Wednesday, September 1, 2010

Torta di Fregoloti

Get your piece of cake
© All rights reserved, Thorsten Kraska, 2010

I found the recipe for Torta di Fregoloti a while ago and forget about it. I rediscovered it in a food journal lately and found the idea interesting not only to use almonds as in many other recipes for Torta di Fregoloti but also more of it. That makes the cake or pie much more nuttily. Instead of just using almonds I used hazelnuts and walnuts along with the almonds. So maybe this is not a Torta di Fregoloti as you know it or as it is written down in the books, but I tried to catch the idea of it and to make it my own.

In German one could call it a 'Streuselkuchen mit Nüssen' and in English I would translate it as crumble cake or pie with nuts. The cake is based on a very simple shortcrust cake (Mürbeteig). It makes for a dry crumble cake. Instead of cutting it into pieces everyone is breaking off a piece of the Torta di Fregoloti. Serve it with a good cup of coffee (or red wine). Kids will like it with a glass of milk or a cup of cocoa.

Torta di Fregoloti
(makes one cake of 24 cm)
250 g all-purpose flour
150 g sugar
70 g almonds (coarsly chopped)
70 g walnuts (coarsly chopped)
70 g hazelnuts (coarsly chopped)
1 teaspoon baking powder
1 pinch salt
200 g unsalted butter (cold)
2 tablespoons Brandy (you can omit the Brandy, if you bake for kids)
Topping: powder sugar

Preaheat the oven to 200 C. Grease a spring form of 24 cm in diameter (you could also use one of 20 cm, but the cake will be higher and baking time longer). Chop the almonds, hazelnuts and walnuts as coarse as you want them. I like to have bigger pieces of them in the cake. Mix the nuts with flour, sugar, baking powder and salt in a bowl. Add cold butter (cut into chunks) and brandy and using your hand form a crumbly dough. DO not over-knead it with your hand. The dough should be crumby. Fill dough into baking form and bake for about 25 minutes until cake is golden.
Let cool cake completely on cooling rack. Then dust generousely with powder sugar. Serve cake as it is and invite everyone to break off pieces of the cake to enjoy with coffee, red wine, milk, cacao or whatever you want.

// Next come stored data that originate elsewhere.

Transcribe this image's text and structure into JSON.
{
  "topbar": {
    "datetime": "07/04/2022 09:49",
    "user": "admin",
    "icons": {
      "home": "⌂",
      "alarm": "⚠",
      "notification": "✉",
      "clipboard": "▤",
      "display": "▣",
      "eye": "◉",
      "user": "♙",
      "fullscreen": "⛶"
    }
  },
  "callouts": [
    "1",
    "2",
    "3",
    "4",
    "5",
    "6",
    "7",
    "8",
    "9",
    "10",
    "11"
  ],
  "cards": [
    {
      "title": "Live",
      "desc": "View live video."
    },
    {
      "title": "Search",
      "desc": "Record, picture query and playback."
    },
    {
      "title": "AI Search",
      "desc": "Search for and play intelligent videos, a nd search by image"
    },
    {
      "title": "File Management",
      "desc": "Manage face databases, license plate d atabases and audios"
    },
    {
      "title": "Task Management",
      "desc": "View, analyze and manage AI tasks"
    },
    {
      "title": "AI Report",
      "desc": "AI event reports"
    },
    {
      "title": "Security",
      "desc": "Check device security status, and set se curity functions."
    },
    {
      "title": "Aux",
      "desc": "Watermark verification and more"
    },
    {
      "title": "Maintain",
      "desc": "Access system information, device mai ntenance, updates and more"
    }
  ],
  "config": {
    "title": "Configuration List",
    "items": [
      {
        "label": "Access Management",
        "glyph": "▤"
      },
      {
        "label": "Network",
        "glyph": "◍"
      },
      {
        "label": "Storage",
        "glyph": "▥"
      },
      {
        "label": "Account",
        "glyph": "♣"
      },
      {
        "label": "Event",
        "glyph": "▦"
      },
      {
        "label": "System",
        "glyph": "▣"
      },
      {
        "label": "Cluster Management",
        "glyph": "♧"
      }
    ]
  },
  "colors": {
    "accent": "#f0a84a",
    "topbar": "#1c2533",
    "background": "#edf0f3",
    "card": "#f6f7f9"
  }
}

One remark on greasing the form. I do not use butter. I line out the form with a large piece of baking paper in a way that the paper looks over the rim of the form. In that way you will get the cake out easily and you can use the paper to wrap the cake into it. It looks very rustic and it is great way to take it with you for a picnic.

Simple Pleasure
© All rights reserved, Thorsten Kraska, 2010

About the photos
I started with a view from above to show the crumbly top of the cake (2nd photo). Instead of dusting it with powder sugar through as sieve (as shown in the photo) I use the powder sugar directly because the sieved sugar wasn't good to see in the photo. By that I found out that I like it that way even more. Because of the sugar the nuts weren't that visible and so I added some roasted one for the styling on the cake and some beside. I already started to get a more casual look by having some of the sugar on the baking paper, but still have a more clean look. The lighting was simple. Natural light from a window and just a very slight fill from lower right (2nd photo). The structural composition is made by two circles and by a square (paper). The cake is almost centered to make for a very balanced shot. The one side of the paper is overlapping the cake to get more tension into the composition. The color scheme is based on a warm (brown of cake, paper) and cold (dark blue-grey of the background) contrast. Beside the sieve I didn't use proppings to keep the attention on the textures and structures of the cake. I used a 50mm lens at f=11.
Although the photo shows the cake well I though it was a bit too clean and not casual and messy enough. So I go for a messy setting as shown in the 1st photo. Basically it is the same concept as in the 2nd photo. I go closer and used a slightly leveled angle with a 70mm lens at f=4.0. The lower angle and closer setting is getting the focus on the break up of the cake. With a more shallow depth of field I add some dimension to the composition by not having the whole cake in focus now. But you can still see the textures of it. The break up of the cake add just the messyness I wanted to have for it. The lighting wasn't changed except that I used a fill light from lower left to get more light on the 'inside' of the cake. I didn't use a bounce on right side here. Iwanted to have some shadows here.


Unknown said...

A nice example of how shadows can work and add a bit of dimension and mood to a photo. I'll have my cake with cocoa please!

nico@spadellatore said...

Very interesting explanation about the photo composition!
The recipe is good as well, it's a very common cake in North Italy area.